Links #10
How to Get on a Podcast - This is a short and invaluable post for anyone who wants to be a podcast guest. It puts you in the shoes of a podcaster, showing you what they need, and how you can be a “sure thing” for them. As usual, there are no short cuts. You gotta do the work!
A manifesto for small, static, web apps - I’ve been pushing for this kind of web development for years (see here, here, here, here, and here), but this post does a great job of summarizing the whole idea all in one place (something I’ve failed to do thus far, apparently). Can you imagine an internet chock-full of these mini apps? I wish the philosophy behind them (and the techniques to build them) were more well-known and wide-spread.
Finding the Mona Lisa in the game of life - A fun exploration. I enjoyed learning about boolean equations and SAT Solvers, and the gifs were great. Most of all, I love the approach to the whole post. Kevin isn’t trying to make some grand point, or prove some fundamental computer-science limits. He’s just saying, “here’s what I tried and here’s what I found.” Sometimes, I have ideas for technical posts like these but I talk myself out of writing them because I know I’ll overlook or misunderstand something which will undermine the entire point of the post. But do my posts even need to have a point? It’s tempting to frame my writing as something truly novel but it’s also a ton of pressure and I suspect it kills a lot of otherwise good writing. Having a mindset of “this is just me exploring something” feels healthier and less prone to getting stuck.
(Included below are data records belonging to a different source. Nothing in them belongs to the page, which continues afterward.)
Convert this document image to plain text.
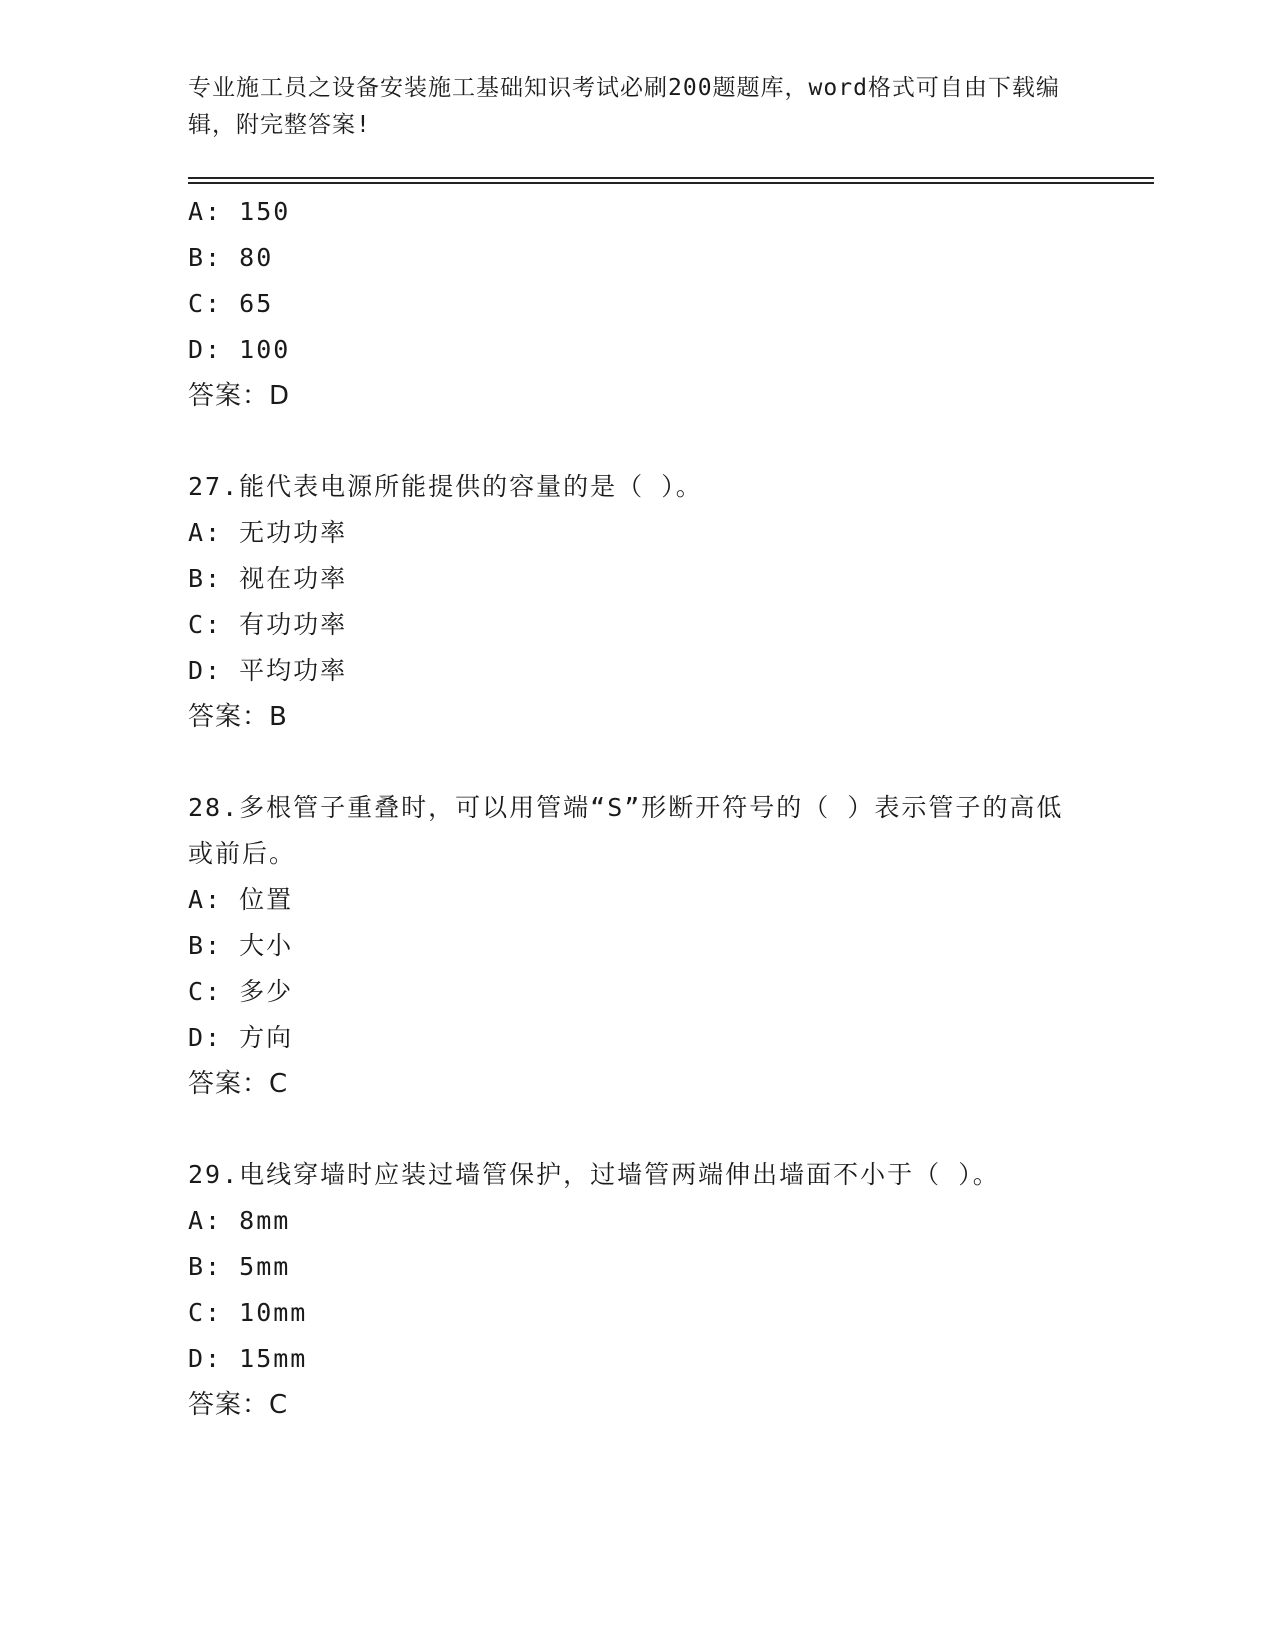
专业施工员之设备安装施工基础知识考试必刷200题题库，word格式可自由下载编辑，附完整答案!
A: 150
B: 80
C: 65
D: 100
答案：D
27.能代表电源所能提供的容量的是（ ）。
A: 无功功率
B: 视在功率
C: 有功功率
D: 平均功率
答案：B
28.多根管子重叠时，可以用管端“S”形断开符号的（ ）表示管子的高低或前后。
A: 位置
B: 大小
C: 多少
D: 方向
答案：C
29.电线穿墙时应装过墙管保护，过墙管两端伸出墙面不小于（ ）。
A: 8mm
B: 5mm
C: 10mm
D: 15mm
答案：C
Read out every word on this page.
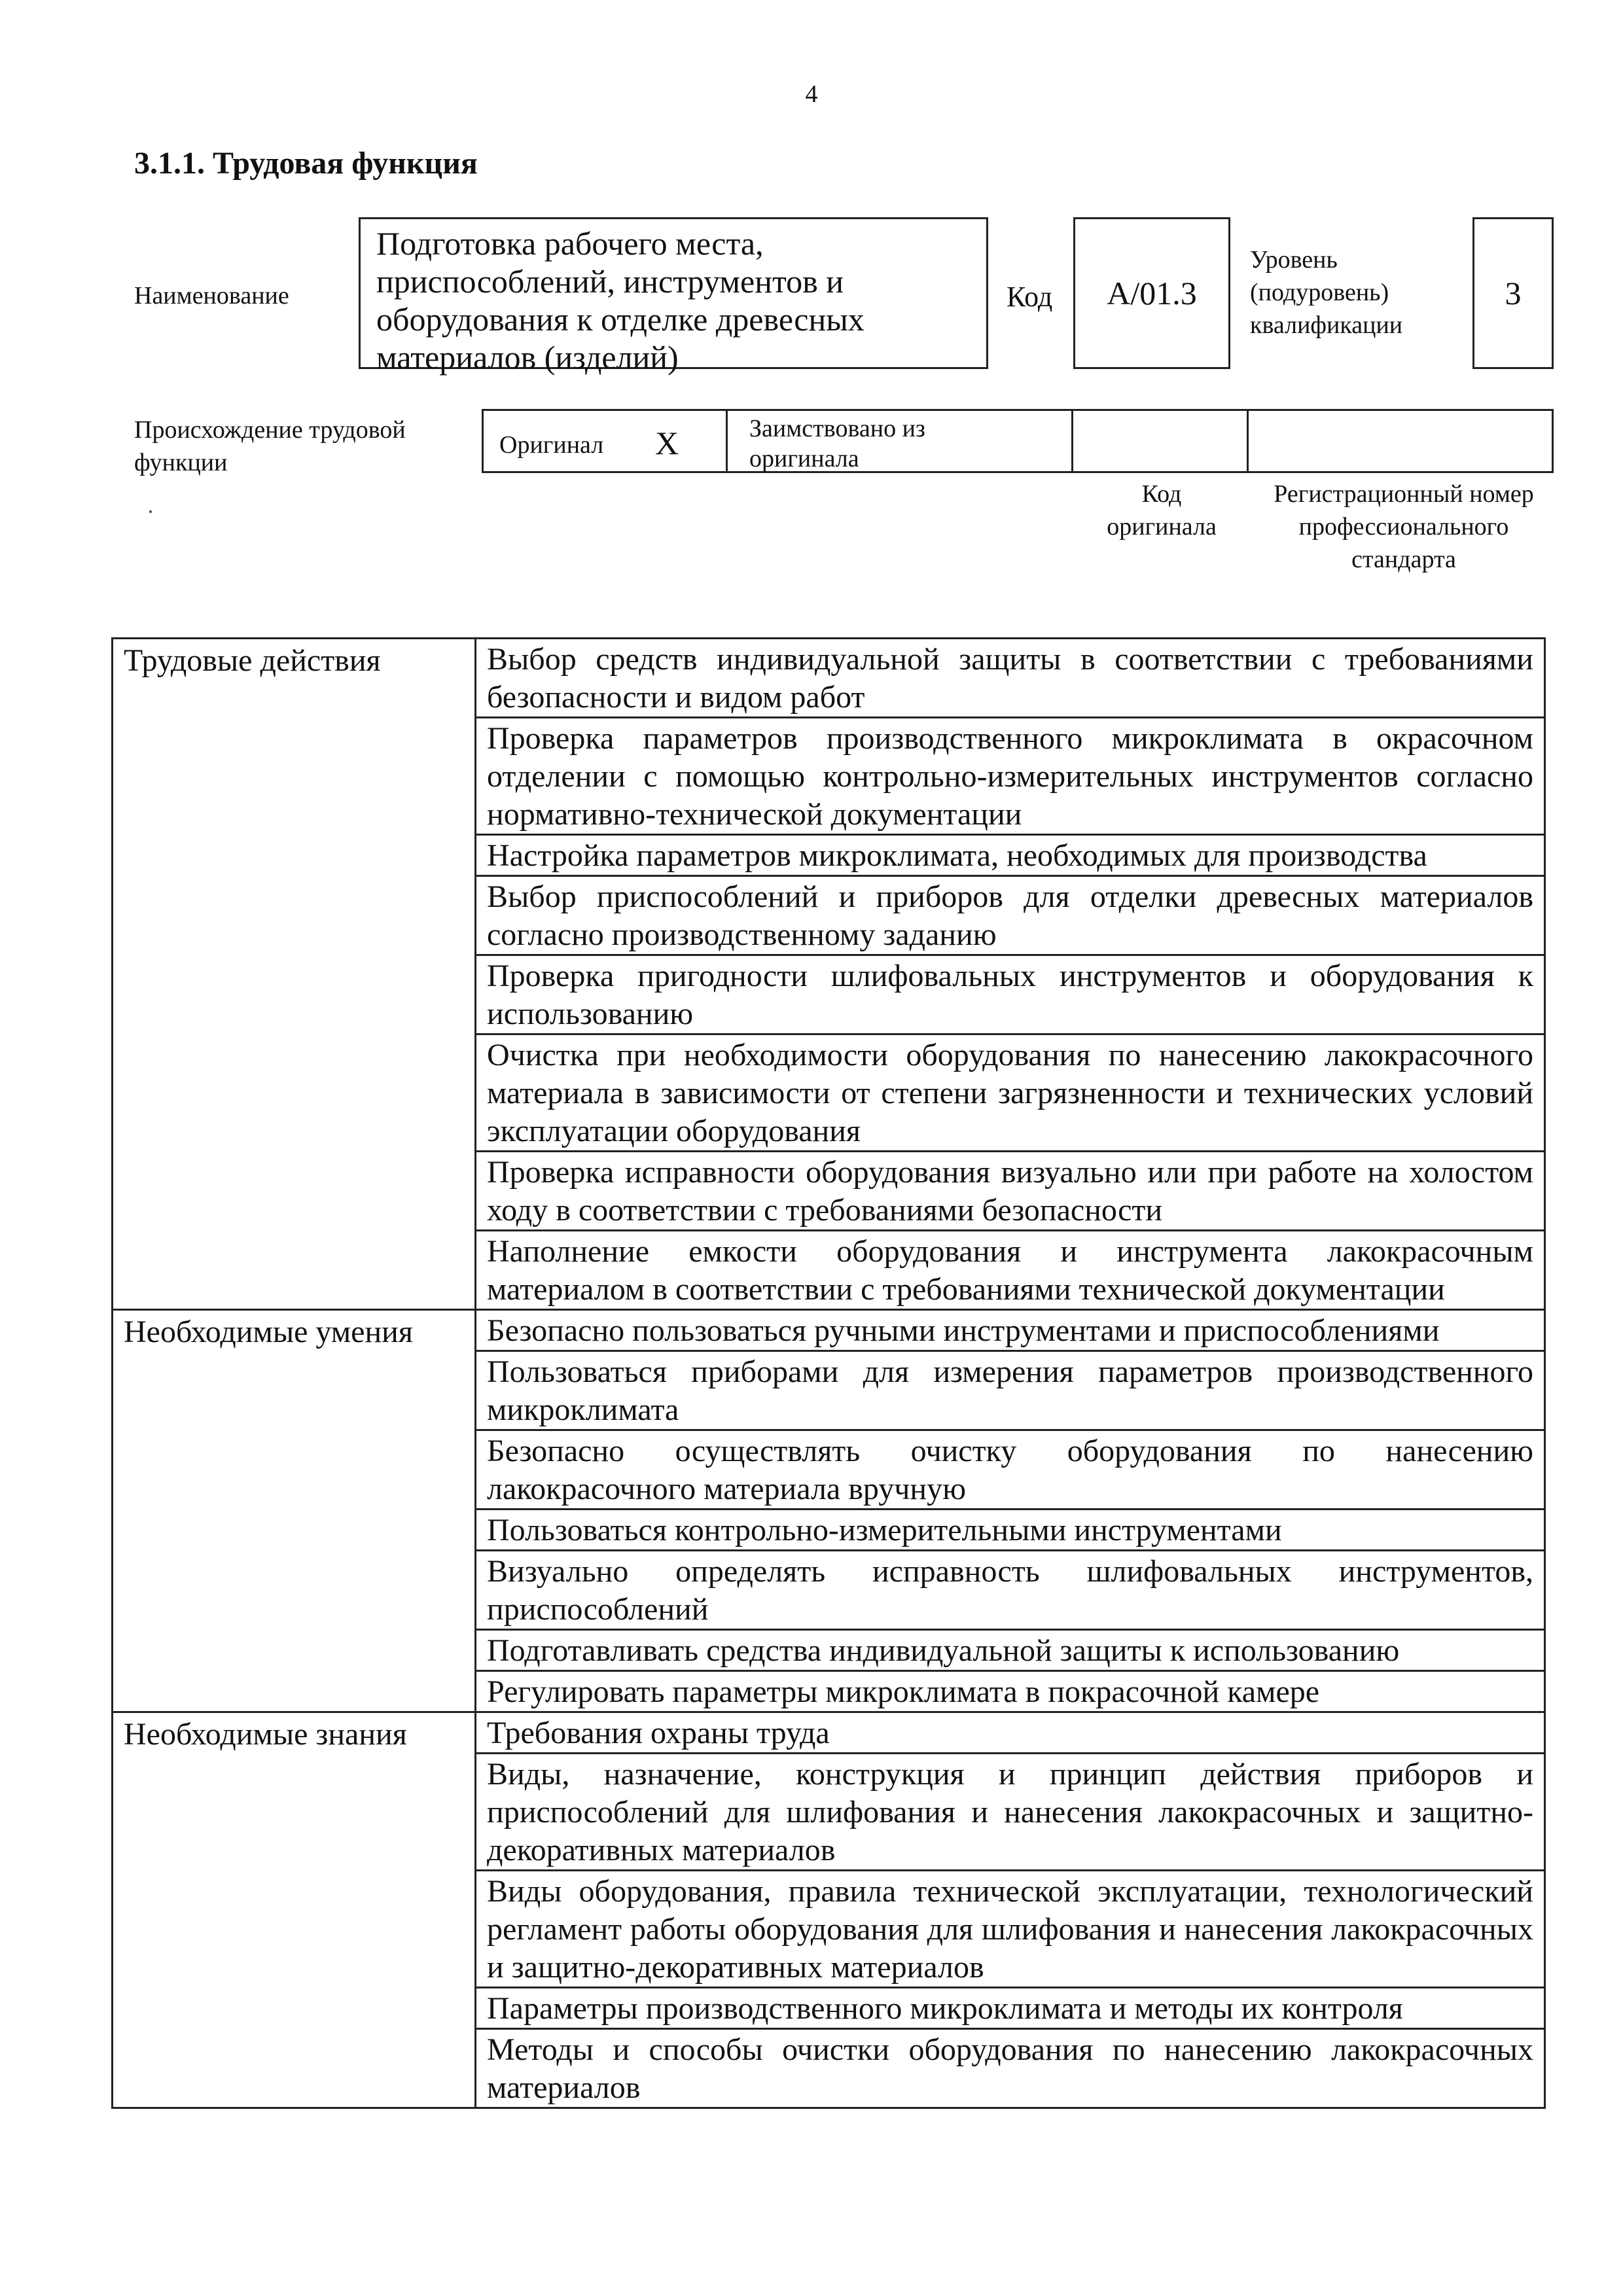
4
3.1.1. Трудовая функция
Наименование
Подготовка рабочего места, приспособлений, инструментов и оборудования к отделке древесных материалов (изделий)
Код	А/01.3
Уровень (подуровень) квалификации
3
Происхождение трудовой функции
Оригинал X	Заимствовано из оригинала
Код оригинала
Регистрационный номер профессионального стандарта
Трудовые действия	Выбор средств индивидуальной защиты в соответствии с требованиями безопасности и видом работ
	Проверка параметров производственного микроклимата в окрасочном отделении с помощью контрольно-измерительных инструментов согласно нормативно-технической документации
	Настройка параметров микроклимата, необходимых для производства
	Выбор приспособлений и приборов для отделки древесных материалов согласно производственному заданию
	Проверка пригодности шлифовальных инструментов и оборудования к использованию
	Очистка при необходимости оборудования по нанесению лакокрасочного материала в зависимости от степени загрязненности и технических условий эксплуатации оборудования
	Проверка исправности оборудования визуально или при работе на холостом ходу в соответствии с требованиями безопасности
	Наполнение емкости оборудования и инструмента лакокрасочным материалом в соответствии с требованиями технической документации
Необходимые умения	Безопасно пользоваться ручными инструментами и приспособлениями
	Пользоваться приборами для измерения параметров производственного микроклимата
	Безопасно осуществлять очистку оборудования по нанесению лакокрасочного материала вручную
	Пользоваться контрольно-измерительными инструментами
	Визуально определять исправность шлифовальных инструментов, приспособлений
	Подготавливать средства индивидуальной защиты к использованию
	Регулировать параметры микроклимата в покрасочной камере
Необходимые знания	Требования охраны труда
	Виды, назначение, конструкция и принцип действия приборов и приспособлений для шлифования и нанесения лакокрасочных и защитно-декоративных материалов
	Виды оборудования, правила технической эксплуатации, технологический регламент работы оборудования для шлифования и нанесения лакокрасочных и защитно-декоративных материалов
	Параметры производственного микроклимата и методы их контроля
	Методы и способы очистки оборудования по нанесению лакокрасочных материалов
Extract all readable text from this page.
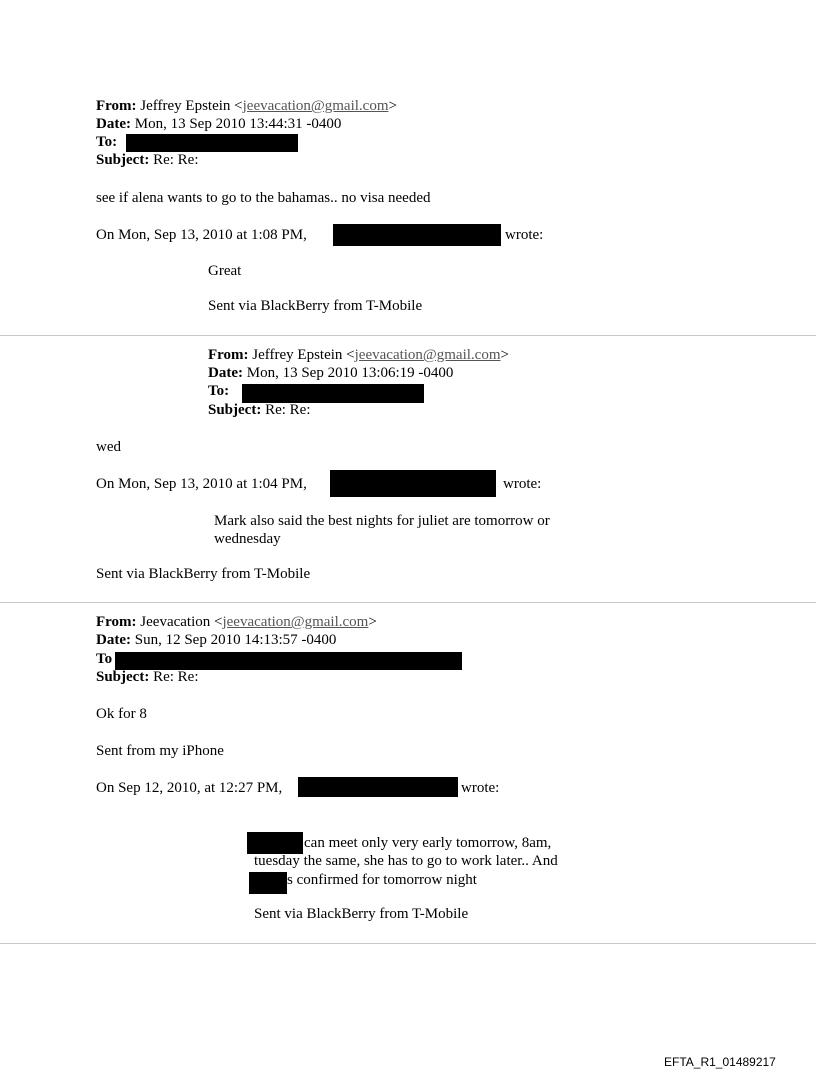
From: Jeffrey Epstein <jeevacation@gmail.com>
Date: Mon, 13 Sep 2010 13:44:31 -0400
To:
Subject: Re: Re:
see if alena wants to go to the bahamas.. no visa needed
On Mon, Sep 13, 2010 at 1:08 PM,	wrote:
Great
Sent via BlackBerry from T-Mobile
From: Jeffrey Epstein <jeevacation@gmail.com>
Date: Mon, 13 Sep 2010 13:06:19 -0400
To:
Subject: Re: Re:
wed
On Mon, Sep 13, 2010 at 1:04 PM,	wrote:
Mark also said the best nights for juliet are tomorrow or
wednesday
Sent via BlackBerry from T-Mobile
From: Jeevacation <jeevacation@gmail.com>
Date: Sun, 12 Sep 2010 14:13:57 -0400
To
Subject: Re: Re:
Ok for 8
Sent from my iPhone
On Sep 12, 2010, at 12:27 PM,	wrote:
can meet only very early tomorrow, 8am,
tuesday the same, she has to go to work later.. And
s confirmed for tomorrow night
Sent via BlackBerry from T-Mobile
EFTA_R1_01489217
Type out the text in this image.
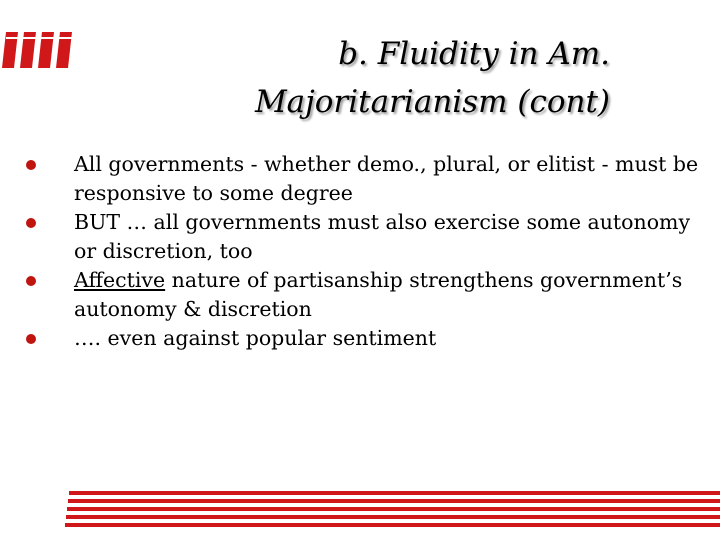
b. Fluidity in Am.
Majoritarianism (cont)
All governments - whether demo., plural, or elitist - must be responsive to some degree
BUT … all governments must also exercise some autonomy or discretion, too
Affective nature of partisanship strengthens government’s autonomy & discretion
…. even against popular sentiment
Touch Pianist - This app gives you a little taste of how it feels to be a pianist. It made me realize that memorizing your sheet music is valuable because it frees up more of your brain to focus on rhythm and dynamics. It’s hard to play with emotion when all your energy is focused on playing the right notes.
Work hard and take everything really seriously - Honest advice on the benefits that hard work brings, with all the nuance the topic deserves. “I worked pretty hard and was pretty unrestrained in pursuing interests. It worked out fine. Now that I’m older, my priorities have shifted slightly and I spend a little more time on other things, and am slowly becoming more balanced. But balance isn’t how I got here. Balance isn’t how a lot of the people I admire got to where they are now.” I think if we are honest with ourselves, we’d all agree.
Earth is Becoming Sentient - I read this post twice before I realized that it was about AI. Once I saw it, I had to tell someone. I ended up discussing it with my wife and we had some fun extending the metaphor even further than the author did. As a side note, Steph Ango’s blog is quickly becoming one of my favorites, and I’ve enjoyed finding more gems in the backlog (Choose optimism is also excellent).
The elemental foe - From the comfort of our modern lives, it’s easy to forget that desperate survival is our birthright. It’s only in the last hundred years or so that industrial advancements have lifted some of us out of poverty. This is an aberration of history and instead of taking it for granted, we should double down in our efforts to reduce poverty in the places where it still exists. What a perspective.
BuildTheEarth - An online community with the stated goal to create a 1:1 scale replicate of every building on Earth in the computer game Minecraft. They’ve completed 58,121 buildings so far, including 55.55% of Toronto. Only 99.9999765% of Earth’s land mass to go! More fun statistics here.